Running a nuclear power plant is about keeping the reactor hot enough for power generation, while also keeping the reactor cool enough to prevent overheating. Basically, it’s a balancing act to keep the reactor within operating temperature.

**Old nuclear power plants required supporting systems to cool the reactor. Basically, the systems that controlled the reactor keep it from overheating. If the supporting systems fail, the reactor overheats.** This may lead to a situation where radioactive material is released to the environment. This type of problem happened at Fukushima Daiichi Nuclear Power Plant. The systems used to cool the reactors failed, which lead to three reactors overheating.

**New nuclear power plants require supporting systems to keep the reactor running. Basically, the systems that control the reactor keep it working. If the supporting systems fail, the reactor stops by itself.** The reactor immediately goes cold and the plant shuts down, but no danger.

One of the major differences is the emergency shut down procedures. Nuclear reactors generate electricity by turning water into super hot steam that drives a turbine. The heat comes from the nuclear fuel undergoing nuclear decay. That always happens, all the time. The reactor makes it go faster with a moderator, but without that, the fuel will still heat up. That means the fuel will *always* need to be cooled.

A meltdown is when the fuel heats up, uncontrolled, and literally melts into a pile of superheated goop. The explosion at Chernobyl came from the water pipes meant to cool the fuel. When the water pumps stopped, the water heated up, boiled off, and had nowhere to go until the pressure built up enough to blow up the pipes.

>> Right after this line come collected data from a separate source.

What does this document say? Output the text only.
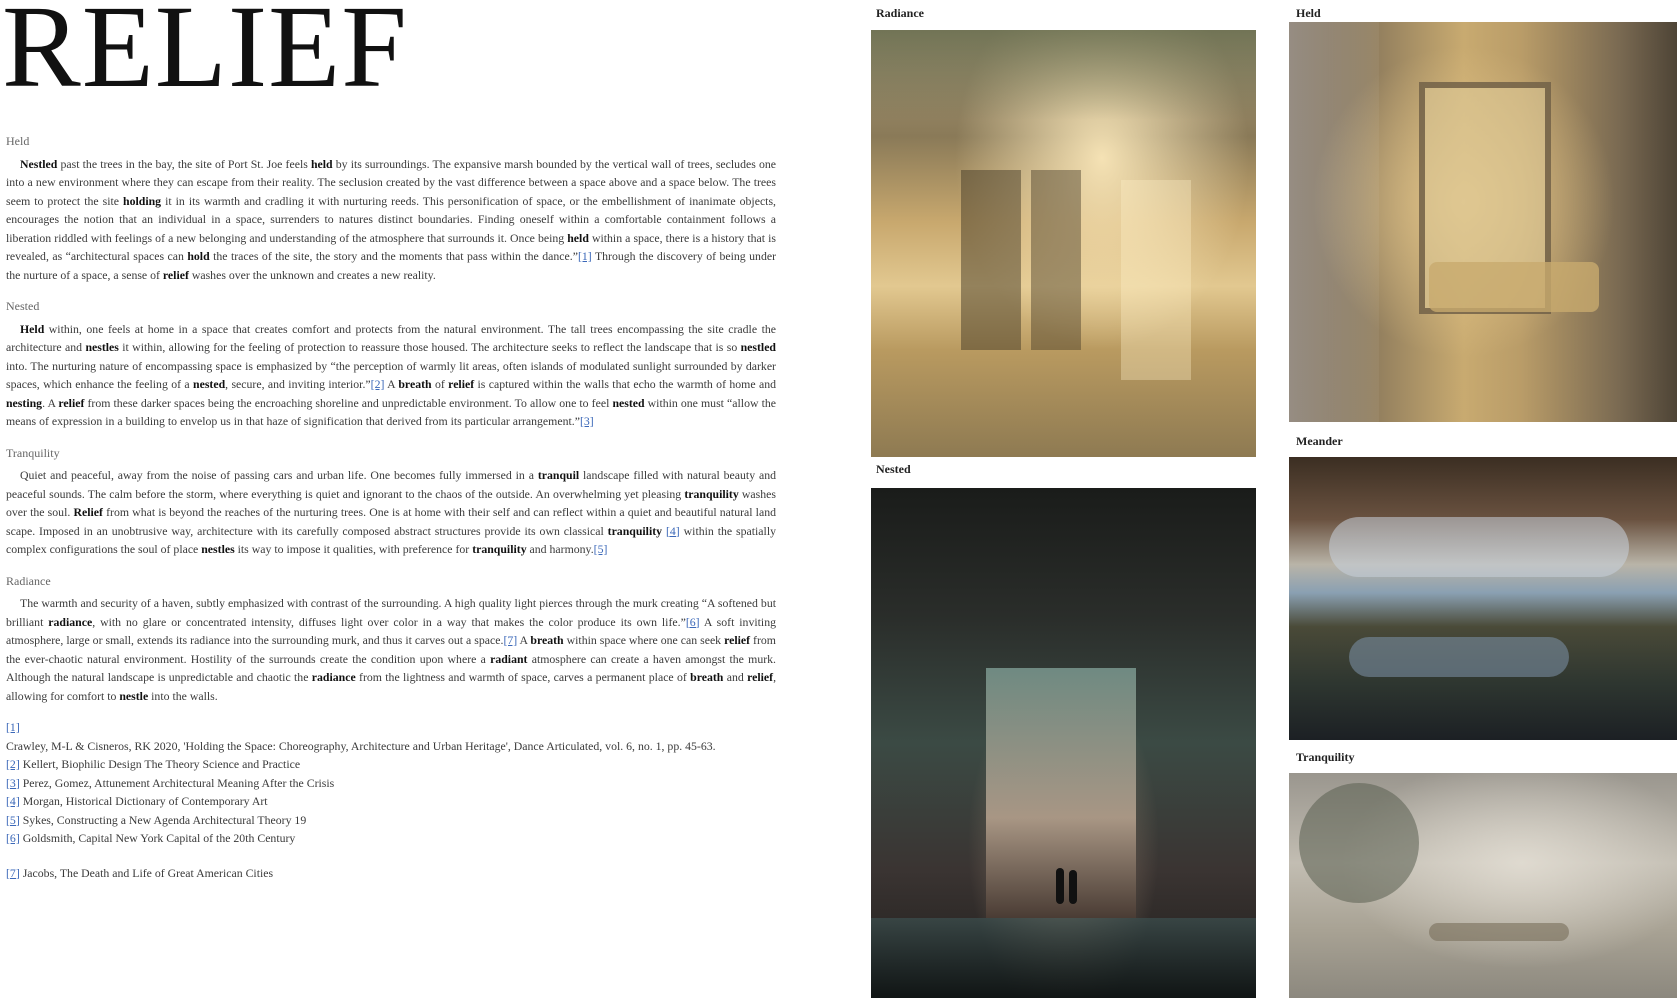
RELIEF
Held

Nestled past the trees in the bay, the site of Port St. Joe feels held by its surroundings. The expansive marsh bounded by the vertical wall of trees, secludes one into a new environment where they can escape from their reality. The seclusion created by the vast difference between a space above and a space below. The trees seem to protect the site holding it in its warmth and cradling it with nurturing reeds. This personification of space, or the embellishment of inanimate objects, encourages the notion that an individual in a space, surrenders to natures distinct boundaries. Finding oneself within a comfortable containment follows a liberation riddled with feelings of a new belonging and understanding of the atmosphere that surrounds it. Once being held within a space, there is a history that is revealed, as “architectural spaces can hold the traces of the site, the story and the moments that pass within the dance.”[1] Through the discovery of being under the nurture of a space, a sense of relief washes over the unknown and creates a new reality.

Nested

Held within, one feels at home in a space that creates comfort and protects from the natural environment. The tall trees encompassing the site cradle the architecture and nestles it within, allowing for the feeling of protection to reassure those housed. The architecture seeks to reflect the landscape that is so nestled into. The nurturing nature of encompassing space is emphasized by “the perception of warmly lit areas, often islands of modulated sunlight surrounded by darker spaces, which enhance the feeling of a nested, secure, and inviting interior.”[2] A breath of relief is captured within the walls that echo the warmth of home and nesting. A relief from these darker spaces being the encroaching shoreline and unpredictable environment. To allow one to feel nested within one must “allow the means of expression in a building to envelop us in that haze of signification that derived from its particular arrangement.”[3]

Tranquility

Quiet and peaceful, away from the noise of passing cars and urban life. One becomes fully immersed in a tranquil landscape filled with natural beauty and peaceful sounds. The calm before the storm, where everything is quiet and ignorant to the chaos of the outside. An overwhelming yet pleasing tranquility washes over the soul. Relief from what is beyond the reaches of the nurturing trees. One is at home with their self and can reflect within a quiet and beautiful natural land scape. Imposed in an unobtrusive way, architecture with its carefully composed abstract structures provide its own classical tranquility [4] within the spatially complex configurations the soul of place nestles its way to impose it qualities, with preference for tranquility and harmony.[5]

Radiance

The warmth and security of a haven, subtly emphasized with contrast of the surrounding. A high quality light pierces through the murk creating “A softened but brilliant radiance, with no glare or concentrated intensity, diffuses light over color in a way that makes the color produce its own life.”[6] A soft inviting atmosphere, large or small, extends its radiance into the surrounding murk, and thus it carves out a space.[7] A breath within space where one can seek relief from the ever-chaotic natural environment. Hostility of the surrounds create the condition upon where a radiant atmosphere can create a haven amongst the murk. Although the natural landscape is unpredictable and chaotic the radiance from the lightness and warmth of space, carves a permanent place of breath and relief, allowing for comfort to nestle into the walls.

[1]

Crawley, M-L & Cisneros, RK 2020, 'Holding the Space: Choreography, Architecture and Urban Heritage', Dance Articulated, vol. 6, no. 1, pp. 45-63.

[2] Kellert, Biophilic Design The Theory Science and Practice

[3] Perez, Gomez, Attunement Architectural Meaning After the Crisis

[4] Morgan, Historical Dictionary of Contemporary Art

[5] Sykes, Constructing a New Agenda Architectural Theory 19

[6] Goldsmith, Capital New York Capital of the 20th Century

[7] Jacobs, The Death and Life of Great American Cities

Radiance	Held
Nested
Meander
Tranquility
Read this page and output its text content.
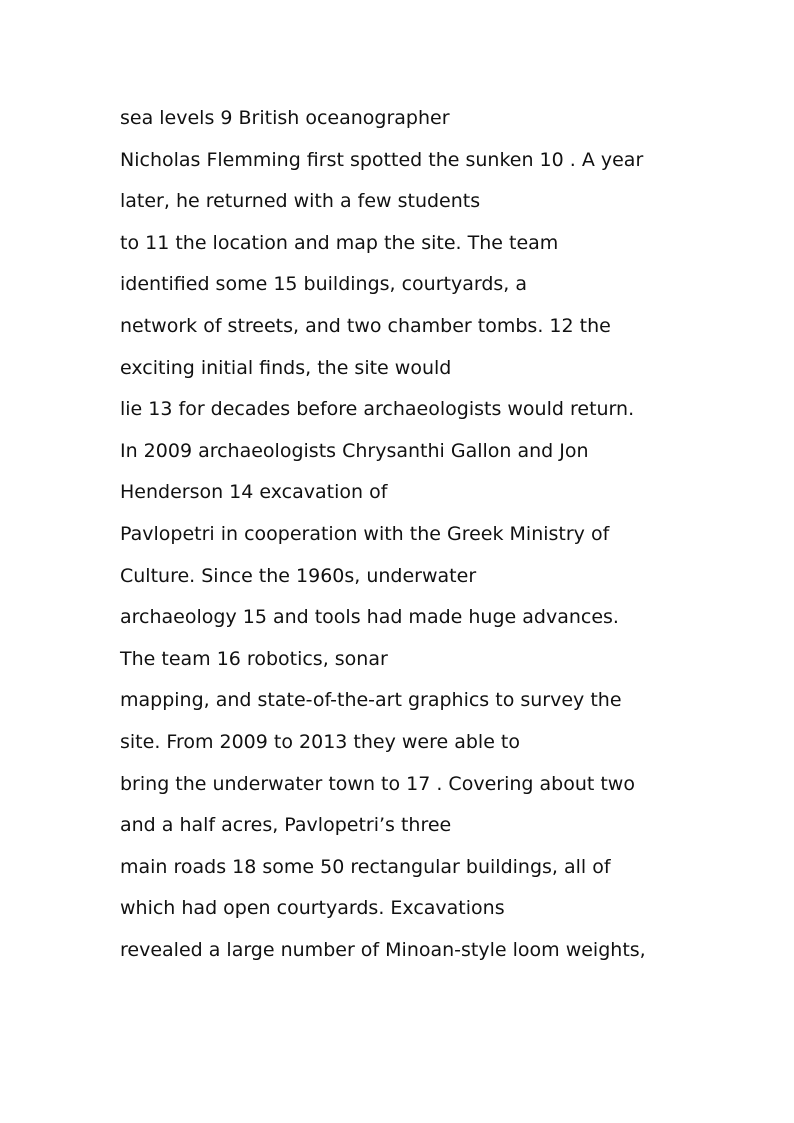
sea levels 9 British oceanographer
Nicholas Flemming first spotted the sunken 10 . A year
later, he returned with a few students
to 11 the location and map the site. The team
identified some 15 buildings, courtyards, a
network of streets, and two chamber tombs. 12 the
exciting initial finds, the site would
lie 13 for decades before archaeologists would return.
In 2009 archaeologists Chrysanthi Gallon and Jon
Henderson 14 excavation of
Pavlopetri in cooperation with the Greek Ministry of
Culture. Since the 1960s, underwater
archaeology 15 and tools had made huge advances.
The team 16 robotics, sonar
mapping, and state-of-the-art graphics to survey the
site. From 2009 to 2013 they were able to
bring the underwater town to 17 . Covering about two
and a half acres, Pavlopetri’s three
main roads 18 some 50 rectangular buildings, all of
which had open courtyards. Excavations
revealed a large number of Minoan-style loom weights,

During normal operation, the pumps that cool the reactor can be powered *by* the reactor. Easy peasy. But what happens in an emergency when you need to shut the reactor down? The fuel is still super hot from the normal operation, so you need to cool it down and then *keep* it cool, but without power from the reactor.

Chernobyl was supposed to be able to use the residual heat and steam to power the pumps until backup diesel generators could come online. All of the things that went wrong there is its own ELI5.

Fukushima broke down because the diesel backups to power the water pumps were located next to the reactor, which was below the water line. When the plant flooded, the generators couldn’t be turned on. The location of the reactor was a feature, not a bug – designed so that in an emergency they could destroy the wall holding back the ocean and let the ocean cool the fuel. The unprecedented destruction from the earthquake and tsunami overwhelmed the facility’s emergency safeguards.

With every disaster or near disaster (like Three Mile Island) lessons are learned. Modern reactors have procedures to power the cooling pumps as the plant shuts down, procedures to borrow power back from the grid to run the pumps, back up generators, backup batteries, etc. Monitoring systems and computers have gotten better so that even in the absence of human intervention, the plant can safely shut itself down and activate all the backup systems (to a point). It’s very difficult to get a runaway meltdown.

So I just want to clarify that most nuclear reactors operating today _are_ “historical” reactors. [The global nuclear fleet is pretty old](https://www.statista.com/statistics/517060/average-age-of-nuclear-reactors-worldwide/). For individual countries, it is even older (for the US, the average age is [40 years](https://www.eia.gov/energyexplained/nuclear/us-nuclear-industry.php#:~:text=At%20the%20end%20of%202021,commercial%20operation%20in%20December%201969.)).

So while one can talk about how new (e.g. Gen IV) reactor designs are safer, one should not draw as much of a contrast between “modern nuclear reactors” on the whole an “historical reactors.” They are pretty much the same, albeit sometimes they have been given upgrades.

The “old” reactors were not, I would point out, inherently dangerous, except perhaps for the RBMKs, but even those were capable of being operated safely most of the time (Chernobyl was a very bad set of strange circumstances). That does not mean they were perfectly safe, or that current reactors are perfectly safe.